2017/12/10

この記事はPowerShell Advent Calendar 2017の10日目です。

PowerShellはオブジェクトを扱うシェルですが、別にテキストデータを扱えない訳ではありません。むしろ、PowerShellで取得したデータをテキストファイルとして保存したり、スクリプトで用いるデータをテキストファイルで保存しておくことは日常的に行われることだと思います。

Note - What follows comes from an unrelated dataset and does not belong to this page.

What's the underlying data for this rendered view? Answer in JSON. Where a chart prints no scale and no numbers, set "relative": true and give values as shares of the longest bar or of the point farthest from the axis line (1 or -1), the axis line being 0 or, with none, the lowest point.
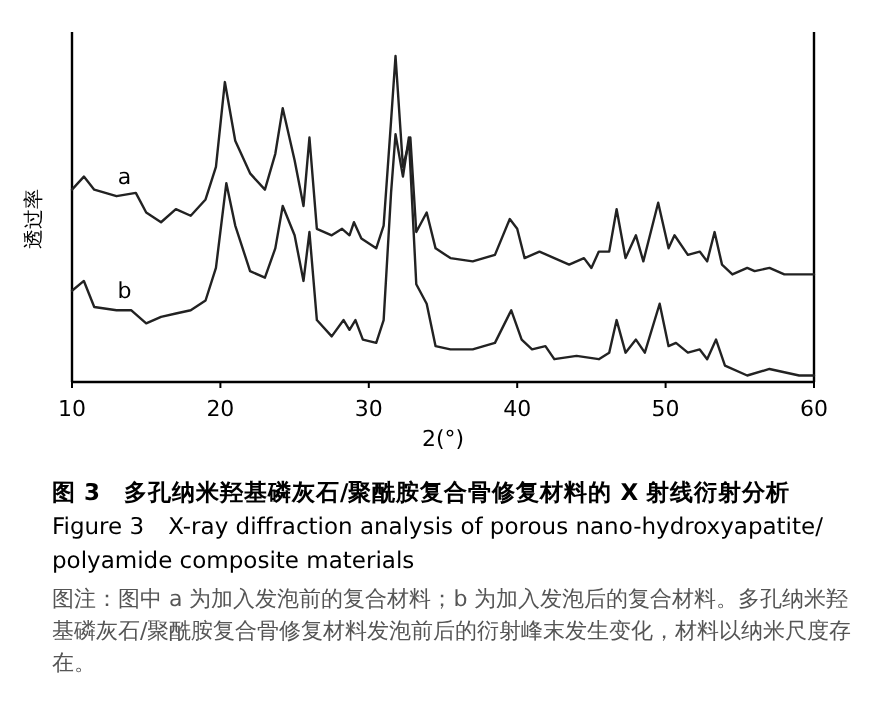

ただし、PowerShellで扱うデータはオブジェクトであり、テキストファイルは文字通り文字列であることから、コマンドレットを用いる等、何らかの手段で変換が必要になります。また、テキストデータ形式にも様々な種類があり、それぞれメリット、デメリットが存在します。今回の記事では、PowerShellで用いるデータを保持しておく際のテキストデータ形式について比較をしてみます。

プレーンテキスト

プレーンテキスト、すなわち書式なしのテキストファイルです。もっともシンプルな使い方をする場合、文字列配列の各要素に含まれる文字列が、テキストファイルの1行と対応します。

書き出し
$lines | Set-Content -LiteralPath file.txt -Encoding UTF8

$linesは文字列変数です。

特に理由がなければ文字コードはUTF-8で良いと思います。

追記
$lines | Add-Content -LiteralPath file.txt -Encoding UTF8

Add-Contentは実行のたびにファイルを開いて、書き込んでから閉じるという動作をするので、1行ずつforeachで実行するのはNGです。

読み込み
$lines = @(Get-Content -LiteralPath file.txt -Encoding UTF8)
メリット
  • 文字列配列をテキストファイルに書き出すのは多分これが一番楽だと思います。
  • 書き出したデータは人間にも読みやすい。 編集もしやすい。
デメリット
  • 文字列だけを保存しておきたいというケースがそもそも少ない。
CSV

コンマ等の特別な文字で区切り、1行あたりに複数のデータを保存できる形式です。

PowerShellのコマンドレットで扱う場合、オブジェクトが持つプロパティがヘッダ列名に対応します。各行にオブジェクト配列1要素のプロパティ値が、カンマ区切りで保持されます。

書き出し
$objects | Export-Csv -LiteralPath file.csv -NoTypeInformation -Encoding Default

$objectsは任意のオブジェクト配列です。必要であればSelect-Objectコマンドレットを併用して、プロパティを絞り込みます。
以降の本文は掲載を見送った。